At the end of June 2015, one year after the fighting started, there were more than 1.35 million internally displaced people in Ukraine, ranking the country ninth worldwide in terms of IDPs. There are also more than 900,000 refugees in neighbouring countries and the estimated number of people in need of humanitarian aid is now five million. People face shortages in food, health services, shelter and medicines, which are in worryingly low supply In Ukraine. In order to receive IDP status, and thus be eligible for some benefits from the state and humanitarian organisations, people need to register with the Ukrainian social protection department.
The process is lengthy and faces many challenges, like short distance displacement where people move from their destroyed home, but because they do not leave to a different administrative area than the one specified on their ID, cannot become IDPs. Another is when the conflict moves: there are areas around the frontline which the government does not recognise as territories under rebel control and therefore does not include in the official decree stating the towns where IDPs are originating from.

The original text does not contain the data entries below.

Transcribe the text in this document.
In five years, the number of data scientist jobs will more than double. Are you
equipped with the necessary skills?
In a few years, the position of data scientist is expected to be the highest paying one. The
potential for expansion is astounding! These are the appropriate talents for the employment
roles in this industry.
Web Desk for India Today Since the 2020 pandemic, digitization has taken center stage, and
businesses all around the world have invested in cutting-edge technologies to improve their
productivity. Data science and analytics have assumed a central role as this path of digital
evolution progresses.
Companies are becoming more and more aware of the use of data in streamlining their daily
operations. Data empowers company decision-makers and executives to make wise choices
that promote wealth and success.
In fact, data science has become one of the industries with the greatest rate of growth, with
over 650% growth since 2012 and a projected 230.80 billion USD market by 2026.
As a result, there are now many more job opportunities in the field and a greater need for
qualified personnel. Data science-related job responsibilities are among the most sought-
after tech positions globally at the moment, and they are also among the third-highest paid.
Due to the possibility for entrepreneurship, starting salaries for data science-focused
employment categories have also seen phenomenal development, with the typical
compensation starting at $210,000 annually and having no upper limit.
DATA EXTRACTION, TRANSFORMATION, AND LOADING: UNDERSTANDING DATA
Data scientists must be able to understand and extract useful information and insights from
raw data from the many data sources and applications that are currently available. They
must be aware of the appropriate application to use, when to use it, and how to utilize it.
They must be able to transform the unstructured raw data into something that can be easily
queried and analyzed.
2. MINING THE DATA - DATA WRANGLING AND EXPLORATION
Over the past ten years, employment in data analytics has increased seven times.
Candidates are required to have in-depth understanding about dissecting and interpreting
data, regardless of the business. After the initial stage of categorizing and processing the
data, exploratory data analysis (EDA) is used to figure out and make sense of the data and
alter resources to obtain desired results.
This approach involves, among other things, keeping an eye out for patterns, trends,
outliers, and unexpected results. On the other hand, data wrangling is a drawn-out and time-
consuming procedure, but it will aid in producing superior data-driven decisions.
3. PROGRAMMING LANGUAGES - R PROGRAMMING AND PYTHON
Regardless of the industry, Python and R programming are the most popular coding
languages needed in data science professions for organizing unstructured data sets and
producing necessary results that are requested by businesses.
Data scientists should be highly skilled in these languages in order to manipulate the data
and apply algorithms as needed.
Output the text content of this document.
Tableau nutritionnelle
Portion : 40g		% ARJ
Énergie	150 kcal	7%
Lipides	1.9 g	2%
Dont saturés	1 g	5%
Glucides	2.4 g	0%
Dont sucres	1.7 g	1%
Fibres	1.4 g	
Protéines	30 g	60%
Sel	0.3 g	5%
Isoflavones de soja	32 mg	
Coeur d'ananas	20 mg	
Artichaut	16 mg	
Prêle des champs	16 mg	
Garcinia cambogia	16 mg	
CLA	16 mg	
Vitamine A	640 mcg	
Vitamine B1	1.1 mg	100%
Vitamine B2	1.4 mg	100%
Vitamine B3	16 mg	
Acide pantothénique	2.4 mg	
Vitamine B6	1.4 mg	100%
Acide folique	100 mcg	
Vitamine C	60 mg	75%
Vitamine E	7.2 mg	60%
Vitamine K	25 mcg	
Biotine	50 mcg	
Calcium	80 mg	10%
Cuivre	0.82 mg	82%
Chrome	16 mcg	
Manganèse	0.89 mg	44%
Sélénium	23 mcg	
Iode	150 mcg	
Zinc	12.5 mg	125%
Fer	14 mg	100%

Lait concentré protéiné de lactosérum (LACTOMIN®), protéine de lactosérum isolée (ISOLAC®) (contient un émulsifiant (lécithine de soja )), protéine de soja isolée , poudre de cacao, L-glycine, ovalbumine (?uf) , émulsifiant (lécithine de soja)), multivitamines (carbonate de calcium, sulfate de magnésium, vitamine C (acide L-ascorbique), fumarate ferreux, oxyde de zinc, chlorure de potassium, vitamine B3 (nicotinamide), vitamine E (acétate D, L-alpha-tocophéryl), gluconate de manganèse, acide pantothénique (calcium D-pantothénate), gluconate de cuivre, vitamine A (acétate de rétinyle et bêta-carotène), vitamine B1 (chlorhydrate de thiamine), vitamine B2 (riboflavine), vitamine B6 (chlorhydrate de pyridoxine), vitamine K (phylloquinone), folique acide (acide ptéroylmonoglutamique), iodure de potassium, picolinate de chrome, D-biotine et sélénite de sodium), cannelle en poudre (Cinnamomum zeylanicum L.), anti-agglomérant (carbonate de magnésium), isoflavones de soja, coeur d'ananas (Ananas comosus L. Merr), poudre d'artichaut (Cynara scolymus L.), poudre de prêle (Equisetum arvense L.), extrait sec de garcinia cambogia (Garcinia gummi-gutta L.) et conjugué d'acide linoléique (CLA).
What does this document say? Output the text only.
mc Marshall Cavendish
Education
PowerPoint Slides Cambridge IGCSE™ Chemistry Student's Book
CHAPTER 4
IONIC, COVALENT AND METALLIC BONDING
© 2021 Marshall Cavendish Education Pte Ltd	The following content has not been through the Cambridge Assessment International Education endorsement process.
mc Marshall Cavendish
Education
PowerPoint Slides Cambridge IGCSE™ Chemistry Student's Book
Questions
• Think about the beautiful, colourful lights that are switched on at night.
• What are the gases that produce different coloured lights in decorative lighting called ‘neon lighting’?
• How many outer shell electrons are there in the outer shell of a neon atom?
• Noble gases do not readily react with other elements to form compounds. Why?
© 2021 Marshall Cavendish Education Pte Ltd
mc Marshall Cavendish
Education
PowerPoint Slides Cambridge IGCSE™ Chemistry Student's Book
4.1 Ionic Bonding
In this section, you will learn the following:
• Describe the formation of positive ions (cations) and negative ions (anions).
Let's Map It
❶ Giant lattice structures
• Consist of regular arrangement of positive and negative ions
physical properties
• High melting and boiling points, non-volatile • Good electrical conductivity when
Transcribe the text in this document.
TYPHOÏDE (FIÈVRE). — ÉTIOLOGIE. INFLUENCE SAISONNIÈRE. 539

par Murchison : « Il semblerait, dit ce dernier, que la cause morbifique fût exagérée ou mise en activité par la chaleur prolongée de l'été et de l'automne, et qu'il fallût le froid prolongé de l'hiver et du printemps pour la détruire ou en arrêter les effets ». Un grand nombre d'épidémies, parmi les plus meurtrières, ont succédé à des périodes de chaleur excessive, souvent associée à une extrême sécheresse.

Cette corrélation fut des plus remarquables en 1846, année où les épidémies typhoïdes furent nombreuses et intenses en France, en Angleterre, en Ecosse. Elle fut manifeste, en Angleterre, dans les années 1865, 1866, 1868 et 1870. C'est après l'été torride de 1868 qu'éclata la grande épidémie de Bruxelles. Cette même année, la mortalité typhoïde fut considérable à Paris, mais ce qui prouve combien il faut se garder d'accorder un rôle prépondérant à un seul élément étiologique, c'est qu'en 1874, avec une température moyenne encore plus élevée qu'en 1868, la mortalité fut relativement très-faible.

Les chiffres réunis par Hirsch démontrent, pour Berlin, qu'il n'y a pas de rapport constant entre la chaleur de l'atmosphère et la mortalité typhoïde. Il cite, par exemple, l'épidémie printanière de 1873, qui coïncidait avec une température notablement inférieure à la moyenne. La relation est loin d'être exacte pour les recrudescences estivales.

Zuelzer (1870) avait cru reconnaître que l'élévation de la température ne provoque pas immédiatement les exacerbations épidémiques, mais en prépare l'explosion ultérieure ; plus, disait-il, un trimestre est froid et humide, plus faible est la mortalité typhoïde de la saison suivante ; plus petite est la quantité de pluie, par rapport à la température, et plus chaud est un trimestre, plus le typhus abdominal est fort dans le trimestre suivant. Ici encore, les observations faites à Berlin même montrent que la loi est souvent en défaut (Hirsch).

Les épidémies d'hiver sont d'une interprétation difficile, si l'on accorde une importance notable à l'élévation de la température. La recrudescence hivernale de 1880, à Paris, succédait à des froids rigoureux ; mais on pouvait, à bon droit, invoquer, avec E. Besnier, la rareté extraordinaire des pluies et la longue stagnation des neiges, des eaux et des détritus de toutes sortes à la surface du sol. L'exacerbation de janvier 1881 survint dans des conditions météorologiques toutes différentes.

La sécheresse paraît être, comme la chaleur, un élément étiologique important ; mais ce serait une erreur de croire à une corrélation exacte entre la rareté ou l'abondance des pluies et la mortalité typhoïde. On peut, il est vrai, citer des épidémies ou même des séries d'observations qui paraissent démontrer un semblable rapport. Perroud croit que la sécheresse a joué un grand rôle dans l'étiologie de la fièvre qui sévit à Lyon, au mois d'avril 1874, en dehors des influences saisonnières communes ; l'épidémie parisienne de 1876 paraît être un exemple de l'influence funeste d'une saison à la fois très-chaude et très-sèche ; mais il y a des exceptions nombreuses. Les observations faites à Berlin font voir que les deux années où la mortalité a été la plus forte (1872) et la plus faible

As a result, people fleeing from these areas cannot receive the status and benefits. This is also the case for students and unaccompanied minors, who cannot register without the presence of their legal guardian. “Of course we need more help; we hope for displacement benefits as now we are really in need,” says 32- year-old Oksana while waiting in line for humanitarian aid at the UNHCR distribution centre in Kramatorsk.
“As for money for the children, we have applied to the court to admit Maxym, her three-month-old boy, as a citizen of Ukraine, as he was not born on Ukrainian territory.”Oksana gave birth to her child in her home town of Kirovske, in Donetsk Oblast, just before fleeing the city. She found out she was pregnant when she felt sick the first time they had to hide in the basement because of the shelling.